Hypnotoad Cinnamon Buns. Unless you’re some sort of Communist or a Terrorist.
And to be clear, I am talking about the awesome buns made from a yeast dough, sprinkled with cinnamon and sugar then rolled and cut into individual pieces and baked. Those Cinnamon Buns. Not whatever you were thinking.
There are many variations to Cinnamon Buns, they can be made with raisins, pecans, topped with icing or glaze or served with a caramel sauce. The one ingredient they all have in common is that they are filled with awesome.
There is no better pairing than a freshly baked cinnamon roll and a steaming, hot cup of coffee.
- 1 teaspoon of white sugar
- 1 (.25 ounce) package of active dry yeast
- ½ cup warm water
- ½ cup milk
- ¼ cup sugar
- ¼ cup butter
- 1 teaspoon of salt
- 2 eggs beaten
- 4 cups all-purpose flour
- Caramel Sauce: - ¾ cup butter
- ¾ cup brown sugar
- Filling: - ¾ cup brown sugar
- 1 tablespoon of ground cinnamon
¼ cup melted butter
In a small bowl dissolve the 1 teaspoon of sugar and yeast in warm water. Let stand for 10 minutes or until creamy. Warm the milk in a small saucepan until it bubbles, then remove the milk from the heat. Mix in ¼ cup of sugar, ¼ cup butter and salt. Stir until melted. Let mixture cool until lukewarm.
In a large bowl, combine the yeast mixture, milk mixture, eggs and 1 ½ cups of flour. Mix well to combine. Stir in the remaining flour a ½ cup at a time beating well after each addition. When the dough has pulled together, turn it out onto a lightly flours surface and knead until smooth and elastic.

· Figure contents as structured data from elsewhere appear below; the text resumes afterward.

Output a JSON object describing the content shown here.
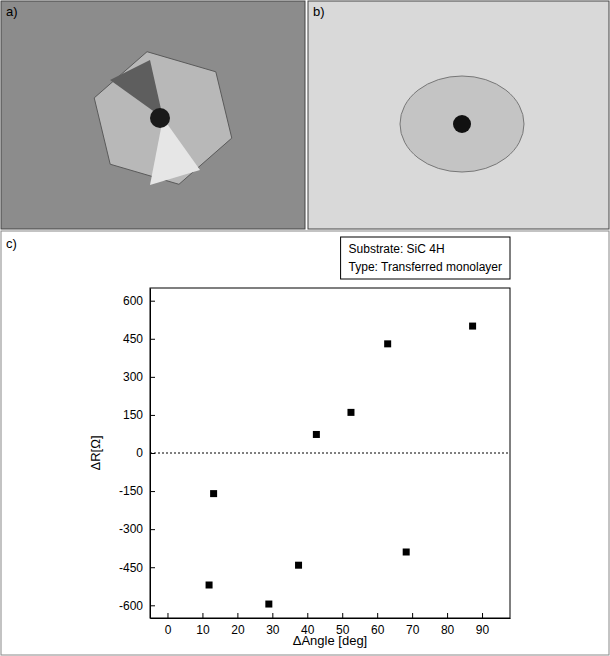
{
  "panel_labels": [
    "a)",
    "b)"
  ],
  "chart_data": {
    "type": "scatter",
    "panel_label": "c)",
    "annotations": [
      "Substrate: SiC 4H",
      "Type: Transferred monolayer"
    ],
    "x_label": "ΔAngle [deg]",
    "y_label": "ΔR[Ω]",
    "x": [
      11.9,
      13.2,
      29,
      37.5,
      42.6,
      52.5,
      63,
      68.3,
      87.3
    ],
    "values": [
      -520,
      -160,
      -595,
      -442,
      73,
      160,
      430,
      -390,
      500
    ],
    "color": "#000000",
    "marker": "square",
    "xlim": [
      -5,
      98
    ],
    "xticks": [
      0,
      10,
      20,
      30,
      40,
      50,
      60,
      70,
      80,
      90
    ],
    "ylim": [
      -650,
      650
    ],
    "yticks": [
      -600,
      -450,
      -300,
      -150,
      0,
      150,
      300,
      450,
      600
    ],
    "hlines": [
      0
    ],
    "grid": false
  }
}
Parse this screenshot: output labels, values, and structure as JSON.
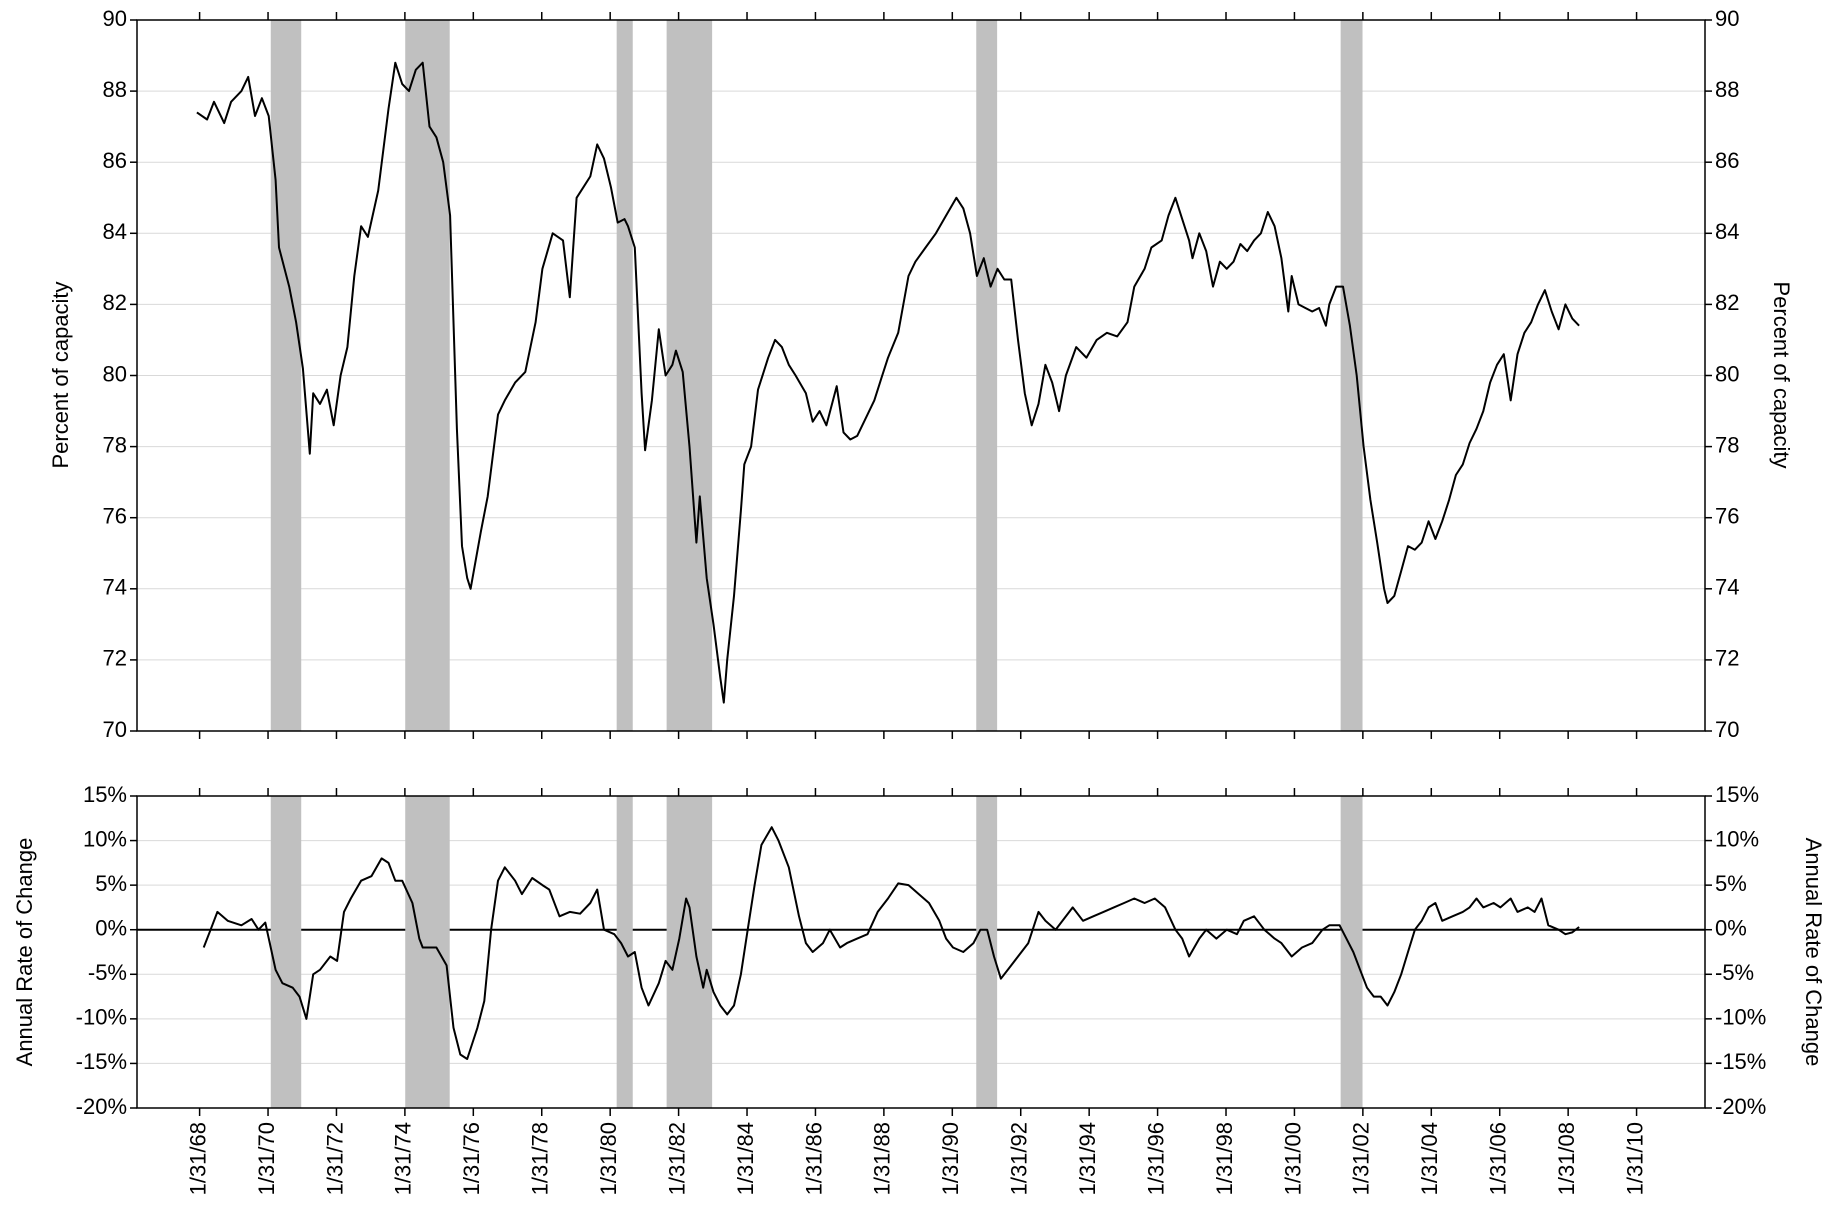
{
  "chart_data": [
    {
      "type": "line",
      "ylabel": "Percent of capacity",
      "y2label": "Percent of capacity",
      "xlim": [
        1966.25,
        2012.08
      ],
      "ylim": [
        70,
        90
      ],
      "yticks": [
        70,
        72,
        74,
        76,
        78,
        80,
        82,
        84,
        86,
        88,
        90
      ],
      "y2lim": [
        70,
        90
      ],
      "y2ticks": [
        70,
        72,
        74,
        76,
        78,
        80,
        82,
        84,
        86,
        88,
        90
      ],
      "grid": true,
      "xticks": [
        1968.08,
        1970.08,
        1972.08,
        1974.08,
        1976.08,
        1978.08,
        1980.08,
        1982.08,
        1984.08,
        1986.08,
        1988.08,
        1990.08,
        1992.08,
        1994.08,
        1996.08,
        1998.08,
        2000.08,
        2002.08,
        2004.08,
        2006.08,
        2008.08,
        2010.08
      ],
      "recessions": [
        [
          1970.16,
          1971.05
        ],
        [
          1974.09,
          1975.39
        ],
        [
          1980.27,
          1980.74
        ],
        [
          1981.73,
          1983.06
        ],
        [
          1990.78,
          1991.39
        ],
        [
          2001.43,
          2002.07
        ]
      ],
      "x": [
        1968.0,
        1968.3,
        1968.5,
        1968.8,
        1969.0,
        1969.3,
        1969.5,
        1969.7,
        1969.9,
        1970.1,
        1970.3,
        1970.4,
        1970.7,
        1970.9,
        1971.1,
        1971.3,
        1971.4,
        1971.6,
        1971.8,
        1972.0,
        1972.2,
        1972.4,
        1972.6,
        1972.8,
        1973.0,
        1973.3,
        1973.6,
        1973.8,
        1974.0,
        1974.2,
        1974.4,
        1974.6,
        1974.8,
        1975.0,
        1975.2,
        1975.4,
        1975.6,
        1975.75,
        1975.9,
        1976.0,
        1976.3,
        1976.5,
        1976.8,
        1977.0,
        1977.3,
        1977.6,
        1977.9,
        1978.1,
        1978.4,
        1978.7,
        1978.9,
        1979.1,
        1979.3,
        1979.5,
        1979.7,
        1979.9,
        1980.1,
        1980.3,
        1980.5,
        1980.6,
        1980.8,
        1981.0,
        1981.1,
        1981.3,
        1981.5,
        1981.7,
        1981.9,
        1982.0,
        1982.2,
        1982.4,
        1982.6,
        1982.7,
        1982.9,
        1983.1,
        1983.3,
        1983.4,
        1983.5,
        1983.7,
        1983.9,
        1984.0,
        1984.2,
        1984.4,
        1984.7,
        1984.9,
        1985.1,
        1985.3,
        1985.5,
        1985.8,
        1986.0,
        1986.2,
        1986.4,
        1986.7,
        1986.9,
        1987.1,
        1987.3,
        1987.6,
        1987.8,
        1988.0,
        1988.2,
        1988.5,
        1988.8,
        1989.0,
        1989.3,
        1989.6,
        1989.9,
        1990.2,
        1990.4,
        1990.6,
        1990.8,
        1991.0,
        1991.2,
        1991.4,
        1991.6,
        1991.8,
        1992.0,
        1992.2,
        1992.4,
        1992.6,
        1992.8,
        1993.0,
        1993.2,
        1993.4,
        1993.7,
        1994.0,
        1994.3,
        1994.6,
        1994.9,
        1995.2,
        1995.4,
        1995.7,
        1995.9,
        1996.2,
        1996.4,
        1996.6,
        1996.8,
        1997.0,
        1997.1,
        1997.3,
        1997.5,
        1997.7,
        1997.9,
        1998.1,
        1998.3,
        1998.5,
        1998.7,
        1998.9,
        1999.1,
        1999.3,
        1999.5,
        1999.7,
        1999.9,
        2000.0,
        2000.2,
        2000.4,
        2000.6,
        2000.8,
        2001.0,
        2001.1,
        2001.3,
        2001.5,
        2001.7,
        2001.9,
        2002.1,
        2002.3,
        2002.5,
        2002.7,
        2002.8,
        2003.0,
        2003.2,
        2003.4,
        2003.6,
        2003.8,
        2004.0,
        2004.2,
        2004.4,
        2004.6,
        2004.8,
        2005.0,
        2005.2,
        2005.4,
        2005.6,
        2005.8,
        2006.0,
        2006.2,
        2006.4,
        2006.6,
        2006.8,
        2007.0,
        2007.2,
        2007.4,
        2007.6,
        2007.8,
        2008.0,
        2008.2,
        2008.4
      ],
      "series": [
        {
          "color": "#000000",
          "values": [
            87.4,
            87.2,
            87.7,
            87.1,
            87.7,
            88.0,
            88.4,
            87.3,
            87.8,
            87.3,
            85.5,
            83.6,
            82.5,
            81.5,
            80.2,
            77.8,
            79.5,
            79.2,
            79.6,
            78.6,
            80.0,
            80.8,
            82.8,
            84.2,
            83.9,
            85.2,
            87.5,
            88.8,
            88.2,
            88.0,
            88.6,
            88.8,
            87.0,
            86.7,
            86.0,
            84.5,
            78.5,
            75.2,
            74.3,
            74.0,
            75.6,
            76.6,
            78.9,
            79.3,
            79.8,
            80.1,
            81.5,
            83.0,
            84.0,
            83.8,
            82.2,
            85.0,
            85.3,
            85.6,
            86.5,
            86.1,
            85.3,
            84.3,
            84.4,
            84.2,
            83.6,
            79.5,
            77.9,
            79.3,
            81.3,
            80.0,
            80.3,
            80.7,
            80.1,
            78.0,
            75.3,
            76.6,
            74.3,
            73.0,
            71.5,
            70.8,
            72.0,
            73.8,
            76.2,
            77.5,
            78.0,
            79.6,
            80.5,
            81.0,
            80.8,
            80.3,
            80.0,
            79.5,
            78.7,
            79.0,
            78.6,
            79.7,
            78.4,
            78.2,
            78.3,
            78.9,
            79.3,
            79.9,
            80.5,
            81.2,
            82.8,
            83.2,
            83.6,
            84.0,
            84.5,
            85.0,
            84.7,
            84.0,
            82.8,
            83.3,
            82.5,
            83.0,
            82.7,
            82.7,
            81.0,
            79.5,
            78.6,
            79.2,
            80.3,
            79.8,
            79.0,
            80.0,
            80.8,
            80.5,
            81.0,
            81.2,
            81.1,
            81.5,
            82.5,
            83.0,
            83.6,
            83.8,
            84.5,
            85.0,
            84.4,
            83.8,
            83.3,
            84.0,
            83.5,
            82.5,
            83.2,
            83.0,
            83.2,
            83.7,
            83.5,
            83.8,
            84.0,
            84.6,
            84.2,
            83.3,
            81.8,
            82.8,
            82.0,
            81.9,
            81.8,
            81.9,
            81.4,
            82.0,
            82.5,
            82.5,
            81.4,
            80.0,
            78.0,
            76.5,
            75.3,
            74.0,
            73.6,
            73.8,
            74.5,
            75.2,
            75.1,
            75.3,
            75.9,
            75.4,
            75.9,
            76.5,
            77.2,
            77.5,
            78.1,
            78.5,
            79.0,
            79.8,
            80.3,
            80.6,
            79.3,
            80.6,
            81.2,
            81.5,
            82.0,
            82.4,
            81.8,
            81.3,
            82.0,
            81.6,
            81.4
          ]
        }
      ]
    },
    {
      "type": "line",
      "ylabel": "Annual Rate of Change",
      "y2label": "Annual Rate of Change",
      "xlim": [
        1966.25,
        2012.08
      ],
      "ylim": [
        -20,
        15
      ],
      "yticks": [
        {
          "value": -20,
          "label": "-20%"
        },
        {
          "value": -15,
          "label": "-15%"
        },
        {
          "value": -10,
          "label": "-10%"
        },
        {
          "value": -5,
          "label": "-5%"
        },
        {
          "value": 0,
          "label": "0%"
        },
        {
          "value": 5,
          "label": "5%"
        },
        {
          "value": 10,
          "label": "10%"
        },
        {
          "value": 15,
          "label": "15%"
        }
      ],
      "y2lim": [
        -20,
        15
      ],
      "y2ticks": [
        {
          "value": -20,
          "label": "-20%"
        },
        {
          "value": -15,
          "label": "-15%"
        },
        {
          "value": -10,
          "label": "-10%"
        },
        {
          "value": -5,
          "label": "-5%"
        },
        {
          "value": 0,
          "label": "0%"
        },
        {
          "value": 5,
          "label": "5%"
        },
        {
          "value": 10,
          "label": "10%"
        },
        {
          "value": 15,
          "label": "15%"
        }
      ],
      "grid": true,
      "xticks": [
        {
          "value": 1968.08,
          "label": "1/31/68"
        },
        {
          "value": 1970.08,
          "label": "1/31/70"
        },
        {
          "value": 1972.08,
          "label": "1/31/72"
        },
        {
          "value": 1974.08,
          "label": "1/31/74"
        },
        {
          "value": 1976.08,
          "label": "1/31/76"
        },
        {
          "value": 1978.08,
          "label": "1/31/78"
        },
        {
          "value": 1980.08,
          "label": "1/31/80"
        },
        {
          "value": 1982.08,
          "label": "1/31/82"
        },
        {
          "value": 1984.08,
          "label": "1/31/84"
        },
        {
          "value": 1986.08,
          "label": "1/31/86"
        },
        {
          "value": 1988.08,
          "label": "1/31/88"
        },
        {
          "value": 1990.08,
          "label": "1/31/90"
        },
        {
          "value": 1992.08,
          "label": "1/31/92"
        },
        {
          "value": 1994.08,
          "label": "1/31/94"
        },
        {
          "value": 1996.08,
          "label": "1/31/96"
        },
        {
          "value": 1998.08,
          "label": "1/31/98"
        },
        {
          "value": 2000.08,
          "label": "1/31/00"
        },
        {
          "value": 2002.08,
          "label": "1/31/02"
        },
        {
          "value": 2004.08,
          "label": "1/31/04"
        },
        {
          "value": 2006.08,
          "label": "1/31/06"
        },
        {
          "value": 2008.08,
          "label": "1/31/08"
        },
        {
          "value": 2010.08,
          "label": "1/31/10"
        }
      ],
      "recessions": [
        [
          1970.16,
          1971.05
        ],
        [
          1974.09,
          1975.39
        ],
        [
          1980.27,
          1980.74
        ],
        [
          1981.73,
          1983.06
        ],
        [
          1990.78,
          1991.39
        ],
        [
          2001.43,
          2002.07
        ]
      ],
      "x": [
        1968.2,
        1968.4,
        1968.6,
        1968.9,
        1969.3,
        1969.6,
        1969.8,
        1970.0,
        1970.3,
        1970.5,
        1970.8,
        1971.0,
        1971.2,
        1971.4,
        1971.6,
        1971.9,
        1972.1,
        1972.3,
        1972.5,
        1972.8,
        1973.1,
        1973.4,
        1973.6,
        1973.8,
        1974.0,
        1974.3,
        1974.5,
        1974.6,
        1975.0,
        1975.3,
        1975.5,
        1975.7,
        1975.9,
        1976.2,
        1976.4,
        1976.6,
        1976.8,
        1977.0,
        1977.3,
        1977.5,
        1977.8,
        1978.1,
        1978.3,
        1978.6,
        1978.9,
        1979.2,
        1979.5,
        1979.7,
        1979.9,
        1980.2,
        1980.4,
        1980.6,
        1980.8,
        1981.0,
        1981.2,
        1981.5,
        1981.7,
        1981.9,
        1982.1,
        1982.3,
        1982.4,
        1982.6,
        1982.8,
        1982.9,
        1983.1,
        1983.3,
        1983.5,
        1983.7,
        1983.9,
        1984.1,
        1984.3,
        1984.5,
        1984.8,
        1985.0,
        1985.3,
        1985.6,
        1985.8,
        1986.0,
        1986.3,
        1986.5,
        1986.8,
        1987.0,
        1987.3,
        1987.6,
        1987.9,
        1988.2,
        1988.5,
        1988.8,
        1989.1,
        1989.4,
        1989.7,
        1989.9,
        1990.1,
        1990.4,
        1990.7,
        1990.9,
        1991.1,
        1991.3,
        1991.5,
        1991.8,
        1992.0,
        1992.3,
        1992.6,
        1992.8,
        1993.1,
        1993.3,
        1993.6,
        1993.9,
        1994.2,
        1994.5,
        1994.8,
        1995.1,
        1995.4,
        1995.7,
        1996.0,
        1996.3,
        1996.6,
        1996.8,
        1997.0,
        1997.3,
        1997.5,
        1997.8,
        1998.1,
        1998.4,
        1998.6,
        1998.9,
        1999.2,
        1999.5,
        1999.7,
        2000.0,
        2000.3,
        2000.6,
        2000.9,
        2001.1,
        2001.4,
        2001.6,
        2001.8,
        2002.0,
        2002.2,
        2002.4,
        2002.6,
        2002.8,
        2003.0,
        2003.2,
        2003.4,
        2003.6,
        2003.8,
        2004.0,
        2004.2,
        2004.4,
        2004.7,
        2005.0,
        2005.2,
        2005.4,
        2005.6,
        2005.9,
        2006.1,
        2006.4,
        2006.6,
        2006.9,
        2007.1,
        2007.3,
        2007.5,
        2007.8,
        2008.0,
        2008.2,
        2008.4
      ],
      "series": [
        {
          "color": "#000000",
          "values": [
            -2,
            0,
            2,
            1,
            0.5,
            1.2,
            0,
            0.8,
            -4.5,
            -6,
            -6.5,
            -7.5,
            -10,
            -5,
            -4.5,
            -3,
            -3.5,
            2,
            3.5,
            5.5,
            6,
            8,
            7.5,
            5.5,
            5.5,
            3,
            -1,
            -2,
            -2,
            -4,
            -11,
            -14,
            -14.5,
            -11,
            -8,
            0,
            5.5,
            7,
            5.5,
            4,
            5.8,
            5,
            4.5,
            1.5,
            2,
            1.8,
            3,
            4.5,
            0,
            -0.5,
            -1.5,
            -3,
            -2.5,
            -6.5,
            -8.5,
            -6,
            -3.5,
            -4.5,
            -1,
            3.5,
            2.5,
            -3,
            -6.5,
            -4.5,
            -7,
            -8.5,
            -9.5,
            -8.5,
            -5,
            0,
            5,
            9.5,
            11.5,
            10,
            7,
            1.5,
            -1.5,
            -2.5,
            -1.5,
            0,
            -2,
            -1.5,
            -1,
            -0.5,
            2,
            3.5,
            5.2,
            5,
            4,
            3,
            1,
            -1,
            -2,
            -2.5,
            -1.5,
            0,
            0,
            -3,
            -5.5,
            -4,
            -3,
            -1.5,
            2,
            1,
            0,
            1,
            2.5,
            1,
            1.5,
            2,
            2.5,
            3,
            3.5,
            3,
            3.5,
            2.5,
            0,
            -1,
            -3,
            -1,
            0,
            -1,
            0,
            -0.5,
            1,
            1.5,
            0,
            -1,
            -1.5,
            -3,
            -2,
            -1.5,
            0,
            0.5,
            0.5,
            -1,
            -2.5,
            -4.5,
            -6.5,
            -7.5,
            -7.5,
            -8.5,
            -7,
            -5,
            -2.5,
            0,
            1,
            2.5,
            3,
            1,
            1.5,
            2,
            2.5,
            3.5,
            2.5,
            3,
            2.5,
            3.5,
            2,
            2.5,
            2,
            3.5,
            0.5,
            0,
            -0.5,
            -0.3,
            0.3
          ]
        }
      ]
    }
  ]
}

Place the dough in a lightly oiled bowl and turn the dough once to coat. Cover with a cloth and place in a warm spot (an oven with light on and door closed) and let rise until doubled in size, this takes about 1 hour.
While the dough is rising melt ¾ cup of butter in a small saucepan over medium heat and add ¾ cup of brown sugar and whisk until smooth. Pout into a 12×18 inch greased pan and set aside. Combine the remaining ¾ up of brown sugar and the cinnamon and set aside.
Turn dough out onto a lightly floured surface, roll into a 18×14 inch rectangle. Brush with2 tablespoons of melted butter, leaving a ½ inch border. Sprinkle with the brown sugar cinnamon mixture. Starting at the long side , tightly roll up, pinching the seam to seal. Brush with remaining 2 tablespoons of melted butter.Cut into 15 pieces with serrated knife, place in prepared pan.
Cover and let rise for 1 hour or until doubled in bulk. Preheat oven to 375 degees F. Bake for 25-30 minutes or until golden brown. Let cool in pan for 3-5 minutes then turn onto serving platter. Scrape remaining caramel mixture onto the buns. Serve warm.